Re: [Python-Dev] Need help to fix HTTP Header Injection vulnerability

2019-04-10 Thread Gregory P. Smith
On Wed, Apr 10, 2019 at 11:00 AM Ivan Pozdeev via Python-Dev <
python-dev@python.org> wrote:

>
> On 10.04.2019 7:30, Karthikeyan wrote:
>
> Thanks Gregory. I think it's a good tradeoff to ensure this validation
> only for URLs of http scheme.
>
> I also agree handling newline is little problematic over the years and the
> discussion over the level at which validation should occur also prolongs
> some of the patches. https://bugs.python.org/issue35906 is another
> similar case where splitlines is used but it's better to raise an error and
> the proposed fix could be used there too. Victor seemed to wrote a similar
> PR like linked one for other urllib functions only to fix similar attack in
> ftplib to reject newlines that was eventually fixed only in ftplib
>
> * https://bugs.python.org/issue30713
> * https://bugs.python.org/issue29606
>
> Search also brings multiple issues with one duplicate over another that
> makes these attacks scattered over the tracker and some edge case missing.
> Slightly off topic, the last time I reported a cookie related issue where
> the policy can be overriden by third party library I was asked to fix it in
> stdlib itself since adding fixes to libraries causes maintenance burden to
> downstream libraries to keep up upstream. With urllib being a heavily used
> module across ecosystem it's good to have a fix landing in stdlib that
> secures downstream libraries encouraging users to upgrade Python too.
>
> Validation should occur whenever user data crosses a trust boundary --
> i.e. when the library starts to assume that an extracted chunk now contains
> something valid.
>
> https://tools.ietf.org/html/rfc3986 defines valid syntax (incl. valid
> characters) for every part of a URL -- _of any scheme_ (FYI, \r\n are
> invalid everywhere and the test code for `data:' that Karthikeyan
> referred to is raw data to compare to rather than a part of a URL). It also
> obsoletes all the RFCs that the current code is written against.
>
> AFAICS, urllib.split* fns (obsoleted as public in 3.8) are used by both
> urllib and urllib2 to parse URLs. They can be made to each validate the
> chunk that they split off. urlparse can validate the entire URL altogether.
>
> Also, all modules ought to use the same code (urlparse looks like the best
> candidate) to parse URLs -- this will minimize the attack surface.
>
> I think I can look into this later this week.
>
My PR as of last night cites that RFC and does validation in http.client
while constructing the protocol request payload.  Doing it within split
functions was an initial hack that looked like it might work but didn't
feel right as that isn't what people expect of those functions and that
turned out to be the case as I tested things due to our mess of codepaths
for opening URLs, but they all end with http.client so yay!
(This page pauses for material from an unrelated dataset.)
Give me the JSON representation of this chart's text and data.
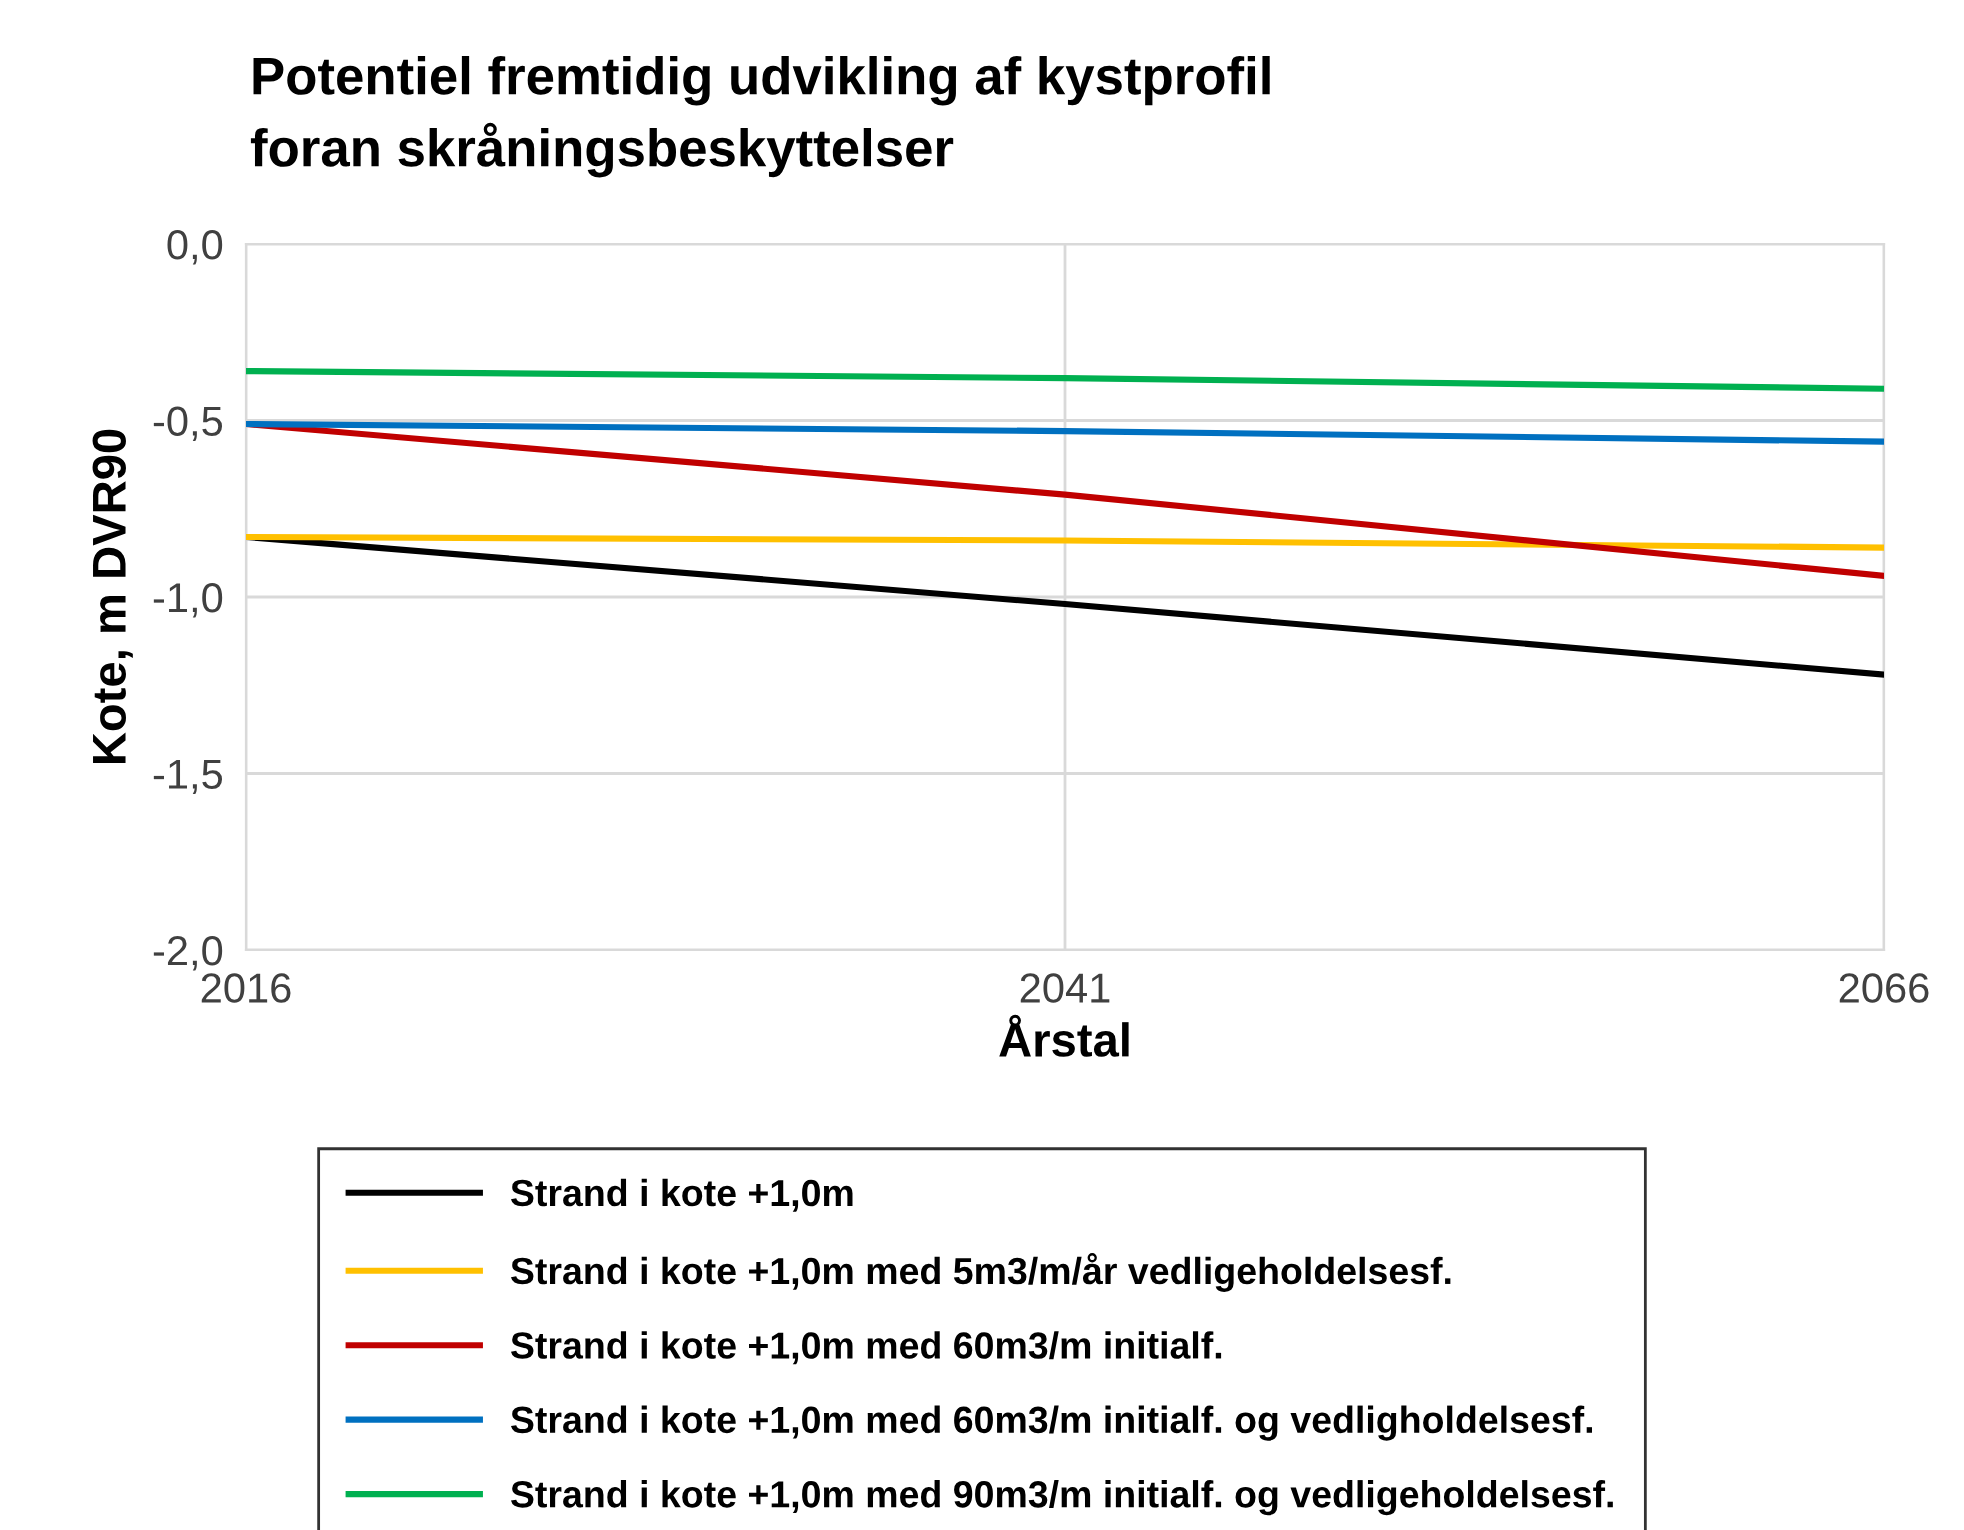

I did *not* look at any of the async http client code paths.  (legacy
asyncore or new asyncio).  If there is an issue there, those deserve to
have their own bugs filed.

As for third party PyPI libraries such as urllib3, they are on their own to
fix bugs.  If they happen to use a code path that a stdlib fix helps, good
for them, but honestly they are much better off making and shipping their
own update to avoid the bug.  Users can get it much sooner as it's a mere
pip install -U away rather than a python runtime upgrade.

> Fixing this is going to break code that relies on the current code
> accepting invalid URLs. But the docs have never said that e.g. in urlopen,
> anything apart from a (valid) URL is accepted (in particular, this implies
> that the user is responsible for escaping stuff properly before passing
> it). So I would say that we are within our right here and whoever is
> relying on those quirks is and has always been on unsupported territory.
>
yep.  even http.client.HTTPConnection.request names the function parameter
"url" so anyone embedding whitespace newlines and http protocol strings
within that is well outside of supported territory (as one example in our
own test_xmlrpc was taking advantage of to test a malformed request).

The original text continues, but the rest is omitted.